Western Digital Corporation, WDC
The data storage company delivered quarterly revenue of $3.34 billion, reflecting a 45% year-over-year expansion and topping the consensus estimate of $3.23 billion. Earnings per share reached $2.72, marking a substantial 97% increase from the year-ago period and comfortably beating the Street’s $2.36 expectation.
Gross profit margin expanded to 50.5% during the quarter, showing improvement of 1,040 basis points year over year and 440 basis points from the previous quarter. The company posted operating income of $1.3 billion, representing a 106% year-over-year climb, with operating margin reaching 38.6%.
The cloud business segment emerged as the primary growth catalyst. Cloud revenue totaled $3.0 billion, comprising 89% of overall revenue and expanding 48% compared to the same quarter last year. Company executives attributed this performance to robust demand for higher-capacity nearline storage solutions.
The company shipped 222 exabytes worth of storage capacity, marking a 34% year-over-year increase. This included 4.1 million EPMR drives representing 118 exabytes, with capacity configurations reaching up to 32 terabytes.
Average selling prices climbed 7% sequentially and 9% year over year during the March quarter. Pricing measured on a per-terabyte basis increased 9% annually, bolstered by long-term supply agreements with major customers.
The company generated free cash flow of $978 million, achieving a 29% free cash flow margin. During the period, Western Digital bought back 2.9 million shares for $752 million and distributed $43 million in dividend payments.
Western Digital also announced a 20% increase to its quarterly dividend, raising it to $0.15 per share.
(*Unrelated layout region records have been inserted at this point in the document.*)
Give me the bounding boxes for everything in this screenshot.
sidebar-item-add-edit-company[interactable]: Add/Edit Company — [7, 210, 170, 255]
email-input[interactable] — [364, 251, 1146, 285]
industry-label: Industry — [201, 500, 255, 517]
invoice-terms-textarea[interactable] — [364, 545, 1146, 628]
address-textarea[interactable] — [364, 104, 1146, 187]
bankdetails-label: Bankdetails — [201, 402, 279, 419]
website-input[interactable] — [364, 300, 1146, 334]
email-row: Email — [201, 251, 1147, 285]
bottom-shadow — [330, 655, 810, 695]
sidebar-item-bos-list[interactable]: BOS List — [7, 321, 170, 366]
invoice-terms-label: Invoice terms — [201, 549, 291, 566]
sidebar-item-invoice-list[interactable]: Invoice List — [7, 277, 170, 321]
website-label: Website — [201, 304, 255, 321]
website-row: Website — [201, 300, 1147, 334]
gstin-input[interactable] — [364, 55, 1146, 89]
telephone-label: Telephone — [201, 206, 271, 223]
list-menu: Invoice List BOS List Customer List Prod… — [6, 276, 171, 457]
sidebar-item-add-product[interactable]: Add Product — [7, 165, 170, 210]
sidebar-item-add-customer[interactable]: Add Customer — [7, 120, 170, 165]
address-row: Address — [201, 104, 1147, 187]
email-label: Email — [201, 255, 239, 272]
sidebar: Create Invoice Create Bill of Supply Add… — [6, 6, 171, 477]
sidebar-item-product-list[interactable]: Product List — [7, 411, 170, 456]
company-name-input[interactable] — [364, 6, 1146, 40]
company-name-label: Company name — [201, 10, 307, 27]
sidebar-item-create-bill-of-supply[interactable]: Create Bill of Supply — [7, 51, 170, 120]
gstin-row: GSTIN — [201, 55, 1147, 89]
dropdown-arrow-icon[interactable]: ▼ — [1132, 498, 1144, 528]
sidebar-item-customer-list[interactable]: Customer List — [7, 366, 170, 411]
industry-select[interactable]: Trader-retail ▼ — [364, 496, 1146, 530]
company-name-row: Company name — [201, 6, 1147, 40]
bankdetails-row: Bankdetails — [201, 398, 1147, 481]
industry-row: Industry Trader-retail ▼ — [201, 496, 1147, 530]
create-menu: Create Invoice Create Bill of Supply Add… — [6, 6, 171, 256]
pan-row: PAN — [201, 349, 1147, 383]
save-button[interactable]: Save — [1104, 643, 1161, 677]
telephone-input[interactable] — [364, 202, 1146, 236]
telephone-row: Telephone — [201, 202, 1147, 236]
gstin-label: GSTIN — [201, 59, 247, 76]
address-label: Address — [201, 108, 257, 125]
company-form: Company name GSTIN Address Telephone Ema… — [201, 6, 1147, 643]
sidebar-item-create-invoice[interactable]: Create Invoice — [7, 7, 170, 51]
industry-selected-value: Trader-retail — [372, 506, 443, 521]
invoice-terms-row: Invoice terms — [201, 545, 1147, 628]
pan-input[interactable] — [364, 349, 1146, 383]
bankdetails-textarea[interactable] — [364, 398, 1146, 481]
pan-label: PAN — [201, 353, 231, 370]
The payment will be made on June 17, 2026 to shareholders of record as of June 5.
SanDisk Stake Sale Eliminates Net Debt
The divestiture of 5.8 million SanDisk shares enabled the company to reduce its debt burden by $3.1 billion. Western Digital closed the quarter with a net cash position of $450 million, while retaining 1.7 million SanDisk shares.
Since initiating its capital return initiative in fiscal 2025, the company has distributed $2.2 billion back to shareholders through buybacks and dividends.
On the innovation front, 44-terabyte HAMR and 40-terabyte EPMR drive models are currently undergoing customer qualification testing. HAMR technology is being evaluated by four customers, while the 40-terabyte EPMR variant is with three clients. The company’s product development roadmap extends beyond 100 terabytes per drive.
UltraSMR technology has gained traction with the company’s three largest customers, with two of them fulfilling nearly all their exabyte requirements through this technology. Western Digital anticipates UltraSMR will account for approximately 60% of exabyte shipments by fiscal 2027.
Forward Outlook and Wall Street Response
For the upcoming fourth quarter, Western Digital provided revenue guidance of $3.65 billion, plus or minus $100 million, indicating approximately 40% year-over-year growth at the midpoint. The company expects gross margin to land between 51% and 52%, with non-GAAP earnings per share of $3.25, plus or minus $0.15.
The fourth-quarter outlook exceeded Street expectations by 18%, though shares experienced some after-hours selling pressure. TD Cowen attributed the modest pullback to marginally slower gross margin expansion — projected at 60–65% for the June quarter versus 90% in March — particularly when compared to Seagate’s implied 80% rate.
TD Cowen elevated its price target to $500 from the previous $325 level while reaffirming its Buy rating on the shares. The investment firm forecasts calendar year 2027 earnings of $21 per share, assuming 8% year-over-year average selling price growth.
Recent regulatory filings revealed that company insiders sold $28.7 million worth of stock, with no insider purchases documented during the reporting period.